1. Lotze assumes, as we have seen, a certain independent validity in each meaning or qualified content, taken in and of itself. "Blue" has a certain validity, or meaning, in and of itself; it is an object for consciousness as such. After the original sense-irritation through which it was mediated has entirely disappeared, it persists as a valid idea, as a meaning. Moreover, it is an object or content of thought for others as well. Thus it has a double mark of validity: in the comparison of one part of my own experience with another, and in the comparison of my experience as a whole with that of others. Here we have a sort of validity which does not raise at all the question of _metaphysical_ reality (Vol. I, pp. 14, 15). Lotze thus seems to have escaped from the necessity of employing as check or test for the validity of ideas any reference to a real outside the sphere of thought itself. Such terms as "conjunction," "franchise," "constitution," "algebraic zero," etc., etc., claim to possess objective validity. Yet none of these professes to refer to a reality beyond thought. Generalizing this point of view, validity or objectivity of meaning means simply that which is "identical for all consciousness" (Vol. I, p. 3); "it is quite indifferent whether certain parts of the world of thought indicate something which has beside an independent reality outside of thinking minds, or whether all that it contains exists only in the thoughts of those who think it, but with equal validity for them all" (Vol. I, p. 16).
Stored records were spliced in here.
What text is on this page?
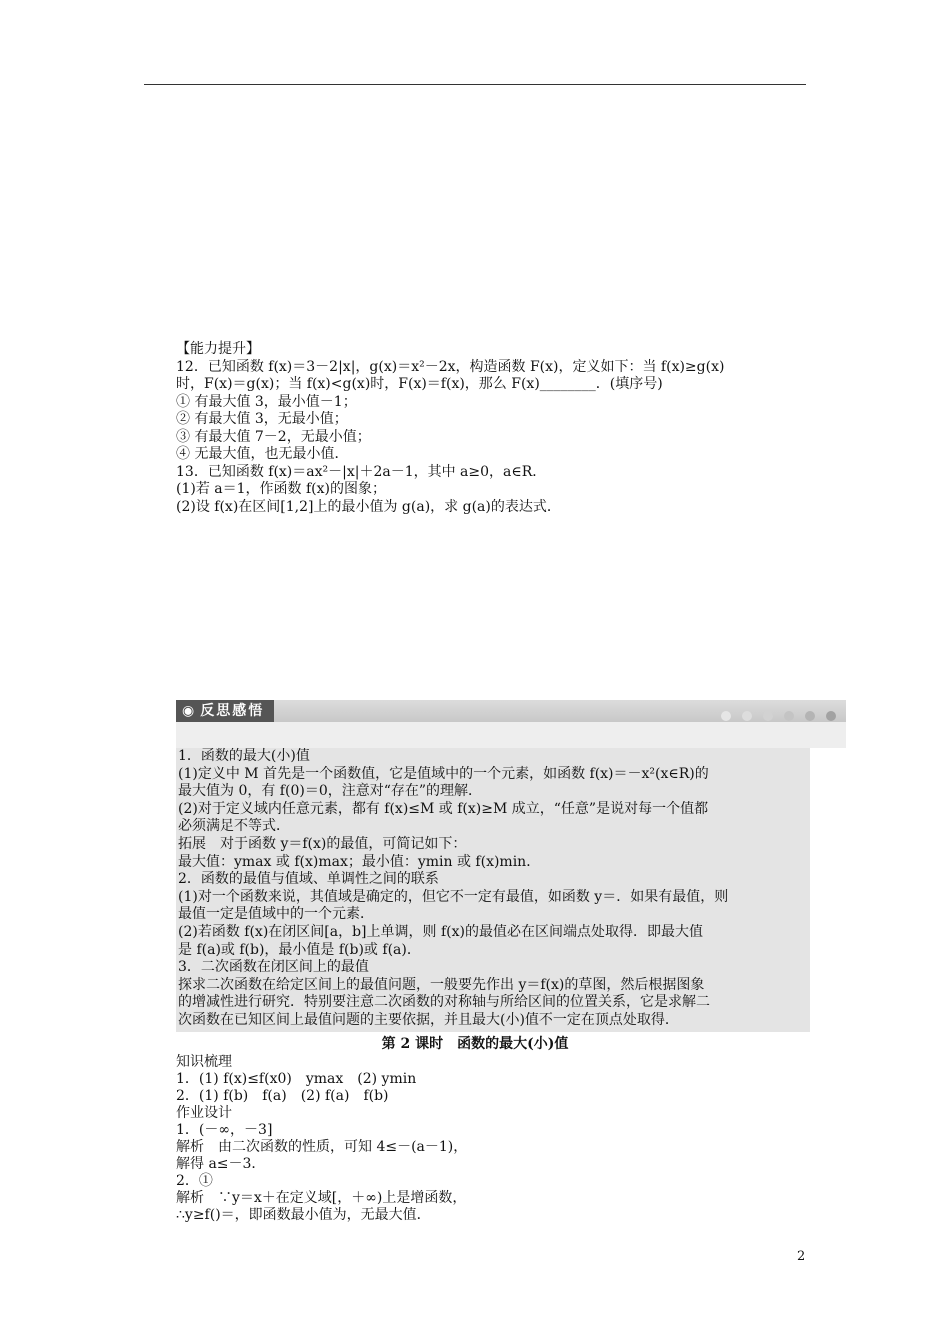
【能力提升】
12．已知函数 f(x)＝3－2|x|，g(x)＝x²－2x，构造函数 F(x)，定义如下：当 f(x)≥g(x)
时，F(x)＝g(x)；当 f(x)<g(x)时，F(x)＝f(x)，那么 F(x)________．(填序号)
① 有最大值 3，最小值－1；
② 有最大值 3，无最小值；
③ 有最大值 7－2，无最小值；
④ 无最大值，也无最小值．
13．已知函数 f(x)＝ax²－|x|＋2a－1，其中 a≥0，a∈R．
(1)若 a＝1，作函数 f(x)的图象；
(2)设 f(x)在区间[1,2]上的最小值为 g(a)，求 g(a)的表达式．
◉ 反思感悟

1．函数的最大(小)值
(1)定义中 M 首先是一个函数值，它是值域中的一个元素，如函数 f(x)＝－x²(x∈R)的
最大值为 0，有 f(0)＝0，注意对“存在”的理解．
(2)对于定义域内任意元素，都有 f(x)≤M 或 f(x)≥M 成立，“任意”是说对每一个值都
必须满足不等式．
拓展　对于函数 y＝f(x)的最值，可简记如下：
最大值：ymax 或 f(x)max；最小值：ymin 或 f(x)min．
2．函数的最值与值域、单调性之间的联系
(1)对一个函数来说，其值域是确定的，但它不一定有最值，如函数 y＝．如果有最值，则
最值一定是值域中的一个元素．
(2)若函数 f(x)在闭区间[a，b]上单调，则 f(x)的最值必在区间端点处取得．即最大值
是 f(a)或 f(b)，最小值是 f(b)或 f(a)．
3．二次函数在闭区间上的最值
探求二次函数在给定区间上的最值问题，一般要先作出 y＝f(x)的草图，然后根据图象
的增减性进行研究．特别要注意二次函数的对称轴与所给区间的位置关系，它是求解二
次函数在已知区间上最值问题的主要依据，并且最大(小)值不一定在顶点处取得．
第 2 课时　函数的最大(小)值
知识梳理
1．(1) f(x)≤f(x0)　ymax　(2) ymin
2．(1) f(b)　f(a)　(2) f(a)　f(b)
作业设计
1．(－∞，－3]
解析　由二次函数的性质，可知 4≤－(a－1)，
解得 a≤－3．
2．①
解析　∵y＝x＋在定义域[，＋∞)上是增函数，
∴y≥f()＝，即函数最小值为，无最大值．
2
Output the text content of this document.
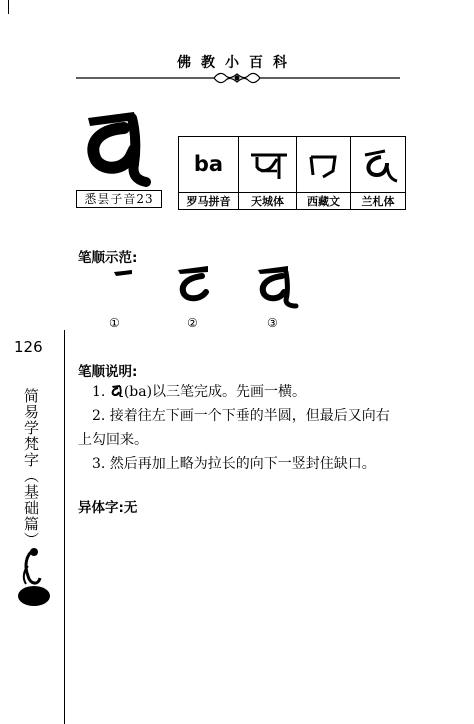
佛教小百科
悉昙子音23
ba
罗马拼音	天城体	西藏文	兰札体
笔顺示范:
①	②	③
126
简易学梵字（基础篇）
笔顺说明:
1. (ba)以三笔完成。先画一横。
2. 接着往左下画一个下垂的半圆，但最后又向右
上勾回来。
3. 然后再加上略为拉长的向下一竖封住缺口。
异体字:无
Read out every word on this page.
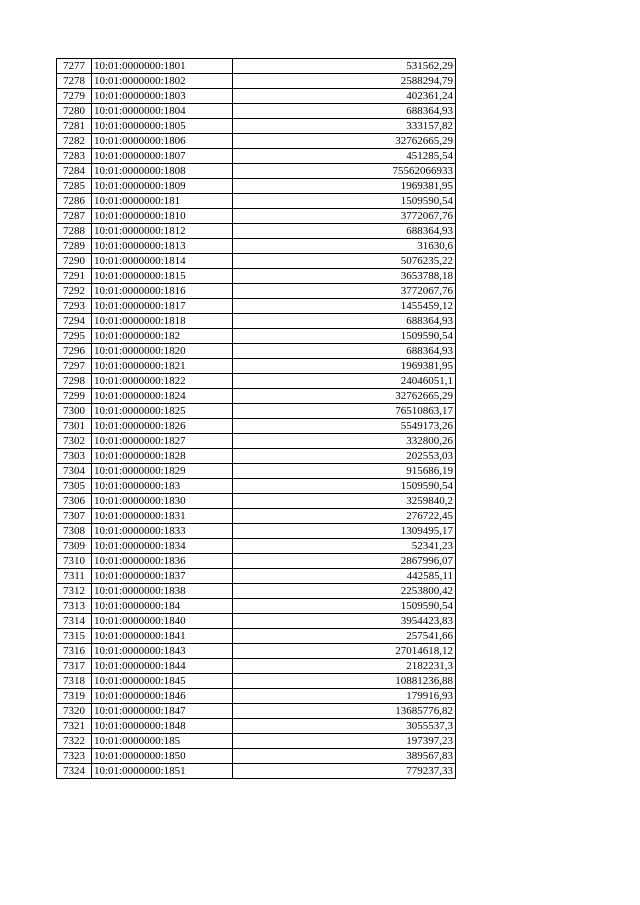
7277	10:01:0000000:1801	531562,29
7278	10:01:0000000:1802	2588294,79
7279	10:01:0000000:1803	402361,24
7280	10:01:0000000:1804	688364,93
7281	10:01:0000000:1805	333157,82
7282	10:01:0000000:1806	32762665,29
7283	10:01:0000000:1807	451285,54
7284	10:01:0000000:1808	75562066933
7285	10:01:0000000:1809	1969381,95
7286	10:01:0000000:181	1509590,54
7287	10:01:0000000:1810	3772067,76
7288	10:01:0000000:1812	688364,93
7289	10:01:0000000:1813	31630,6
7290	10:01:0000000:1814	5076235,22
7291	10:01:0000000:1815	3653788,18
7292	10:01:0000000:1816	3772067,76
7293	10:01:0000000:1817	1455459,12
7294	10:01:0000000:1818	688364,93
7295	10:01:0000000:182	1509590,54
7296	10:01:0000000:1820	688364,93
7297	10:01:0000000:1821	1969381,95
7298	10:01:0000000:1822	24046051,1
7299	10:01:0000000:1824	32762665,29
7300	10:01:0000000:1825	76510863,17
7301	10:01:0000000:1826	5549173,26
7302	10:01:0000000:1827	332800,26
7303	10:01:0000000:1828	202553,03
7304	10:01:0000000:1829	915686,19
7305	10:01:0000000:183	1509590,54
7306	10:01:0000000:1830	3259840,2
7307	10:01:0000000:1831	276722,45
7308	10:01:0000000:1833	1309495,17
7309	10:01:0000000:1834	52341,23
7310	10:01:0000000:1836	2867996,07
7311	10:01:0000000:1837	442585,11
7312	10:01:0000000:1838	2253800,42
7313	10:01:0000000:184	1509590,54
7314	10:01:0000000:1840	3954423,83
7315	10:01:0000000:1841	257541,66
7316	10:01:0000000:1843	27014618,12
7317	10:01:0000000:1844	2182231,3
7318	10:01:0000000:1845	10881236,88
7319	10:01:0000000:1846	179916,93
7320	10:01:0000000:1847	13685776,82
7321	10:01:0000000:1848	3055537,3
7322	10:01:0000000:185	197397,23
7323	10:01:0000000:1850	389567,83
7324	10:01:0000000:1851	779237,33
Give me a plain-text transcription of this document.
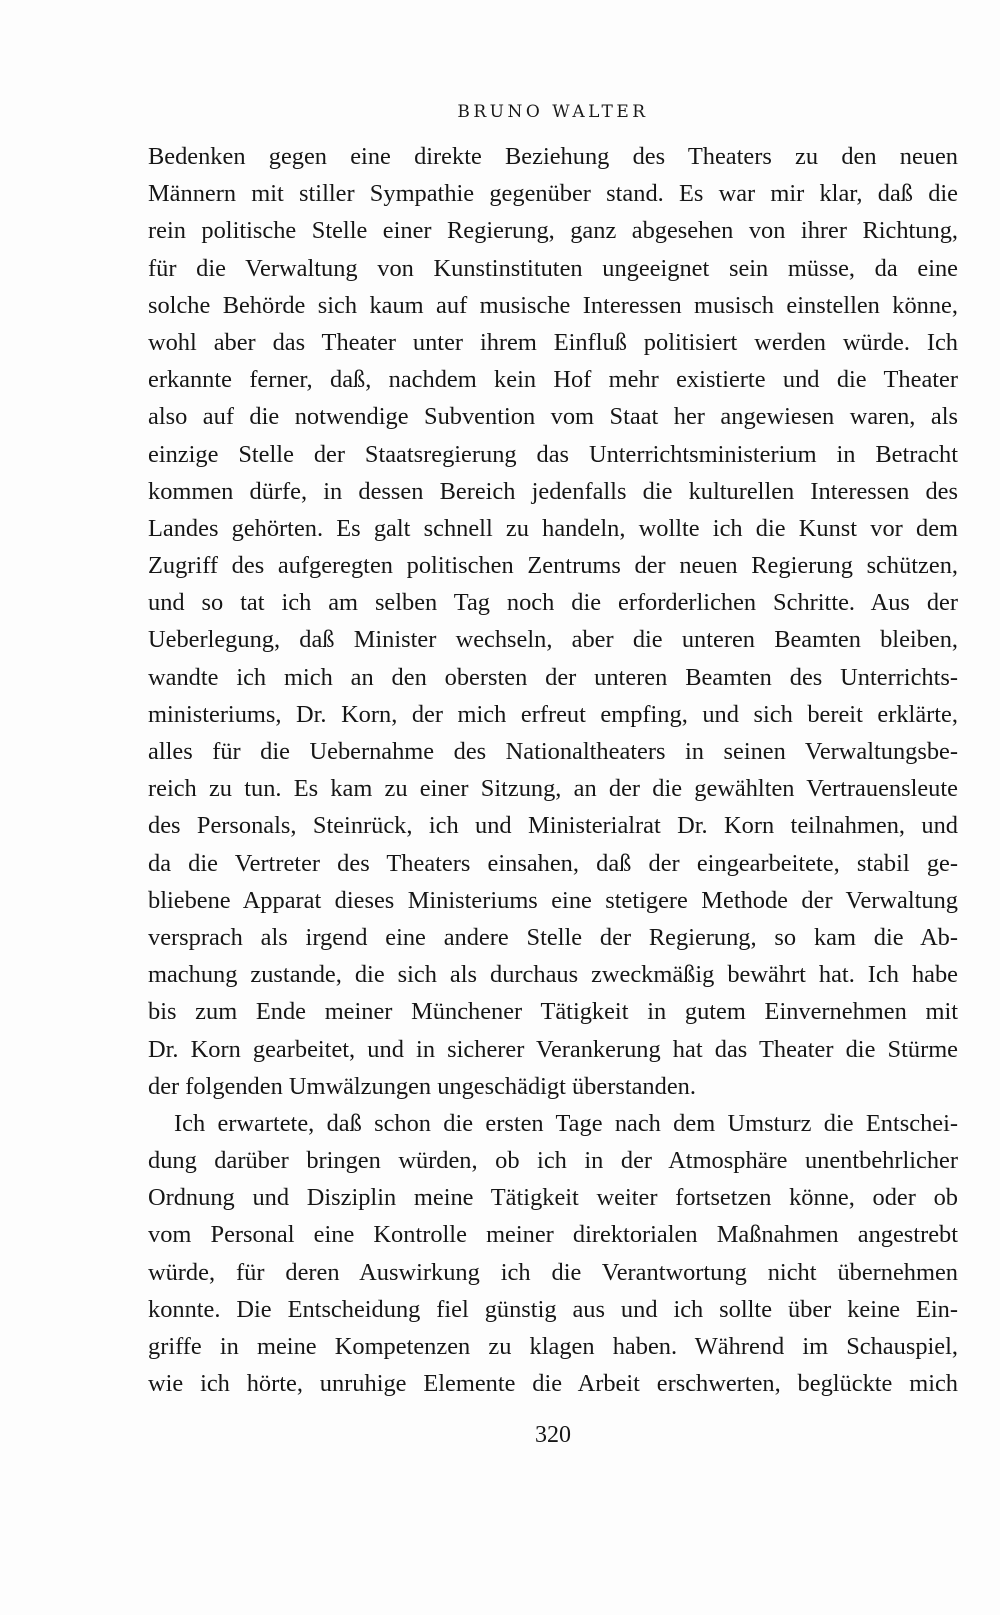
BRUNO WALTER
Bedenken gegen eine direkte Beziehung des Theaters zu den neuen
Männern mit stiller Sympathie gegenüber stand. Es war mir klar, daß die
rein politische Stelle einer Regierung, ganz abgesehen von ihrer Richtung,
für die Verwaltung von Kunstinstituten ungeeignet sein müsse, da eine
solche Behörde sich kaum auf musische Interessen musisch einstellen könne,
wohl aber das Theater unter ihrem Einfluß politisiert werden würde. Ich
erkannte ferner, daß, nachdem kein Hof mehr existierte und die Theater
also auf die notwendige Subvention vom Staat her angewiesen waren, als
einzige Stelle der Staatsregierung das Unterrichtsministerium in Betracht
kommen dürfe, in dessen Bereich jedenfalls die kulturellen Interessen des
Landes gehörten. Es galt schnell zu handeln, wollte ich die Kunst vor dem
Zugriff des aufgeregten politischen Zentrums der neuen Regierung schützen,
und so tat ich am selben Tag noch die erforderlichen Schritte. Aus der
Ueberlegung, daß Minister wechseln, aber die unteren Beamten bleiben,
wandte ich mich an den obersten der unteren Beamten des Unterrichts-
ministeriums, Dr. Korn, der mich erfreut empfing, und sich bereit erklärte,
alles für die Uebernahme des Nationaltheaters in seinen Verwaltungsbe-
reich zu tun. Es kam zu einer Sitzung, an der die gewählten Vertrauensleute
des Personals, Steinrück, ich und Ministerialrat Dr. Korn teilnahmen, und
da die Vertreter des Theaters einsahen, daß der eingearbeitete, stabil ge-
bliebene Apparat dieses Ministeriums eine stetigere Methode der Verwaltung
versprach als irgend eine andere Stelle der Regierung, so kam die Ab-
machung zustande, die sich als durchaus zweckmäßig bewährt hat. Ich habe
bis zum Ende meiner Münchener Tätigkeit in gutem Einvernehmen mit
Dr. Korn gearbeitet, und in sicherer Verankerung hat das Theater die Stürme
der folgenden Umwälzungen ungeschädigt überstanden.
Ich erwartete, daß schon die ersten Tage nach dem Umsturz die Entschei-
dung darüber bringen würden, ob ich in der Atmosphäre unentbehrlicher
Ordnung und Disziplin meine Tätigkeit weiter fortsetzen könne, oder ob
vom Personal eine Kontrolle meiner direktorialen Maßnahmen angestrebt
würde, für deren Auswirkung ich die Verantwortung nicht übernehmen
konnte. Die Entscheidung fiel günstig aus und ich sollte über keine Ein-
griffe in meine Kompetenzen zu klagen haben. Während im Schauspiel,
wie ich hörte, unruhige Elemente die Arbeit erschwerten, beglückte mich
320
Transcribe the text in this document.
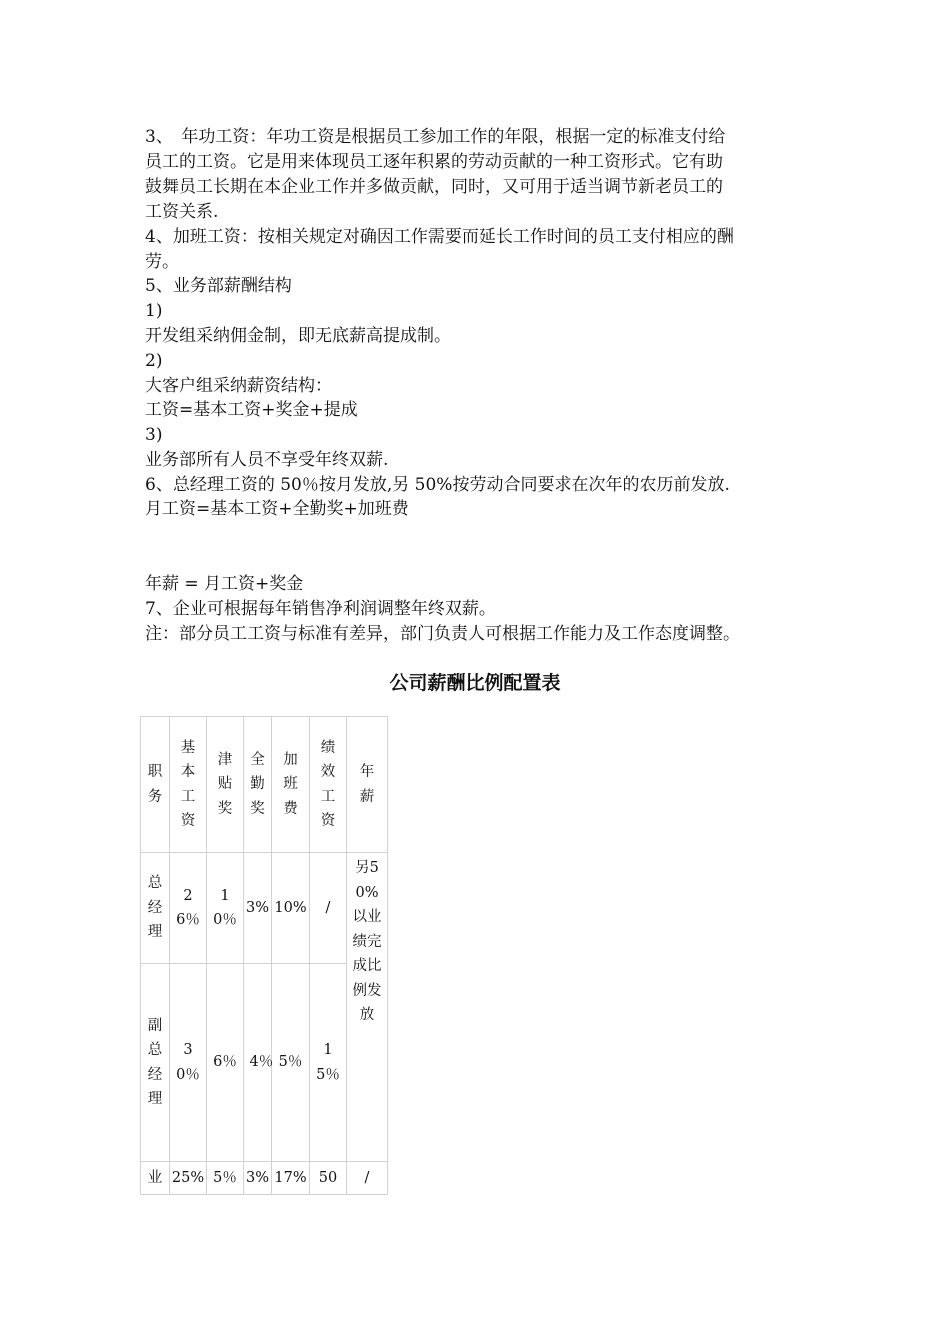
3、　年功工资：年功工资是根据员工参加工作的年限，根据一定的标准支付给
员工的工资。它是用来体现员工逐年积累的劳动贡献的一种工资形式。它有助
鼓舞员工长期在本企业工作并多做贡献，同时，又可用于适当调节新老员工的
工资关系.
4、加班工资：按相关规定对确因工作需要而延长工作时间的员工支付相应的酬
劳。
5、业务部薪酬结构
1)
开发组采纳佣金制，即无底薪高提成制。
2)
大客户组采纳薪资结构：
工资=基本工资+奖金+提成
3)
业务部所有人员不享受年终双薪.
6、总经理工资的 50％按月发放,另 50%按劳动合同要求在次年的农历前发放.
月工资=基本工资+全勤奖+加班费
年薪 = 月工资+奖金
7、企业可根据每年销售净利润调整年终双薪。
注：部分员工工资与标准有差异，部门负责人可根据工作能力及工作态度调整。
公司薪酬比例配置表
职务	基本工资	津贴奖	全勤奖	加班费	绩效工资	年薪
总经理	26％	10％	3%	10%	/	另50%以业绩完成比例发放
副总经理	30％	6％	4％	5％	15％	
业	25%	5％	3%	17%	50	/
So far it seems clear sailing. Difficulties, however, show themselves, the moment we inquire what is meant by a self-identical content for all thought. Is this to be taken in a static or in a dynamic way? That is to say: Does it express the fact that a given content or meaning is _de facto_ presented to the consciousness of all alike? Does this coequal presence guarantee an objectivity? Or does validity attach to a given meaning or content in so far as it directs and controls the further exercise of thinking, and thus the formation of further _new_ contents of consciousness?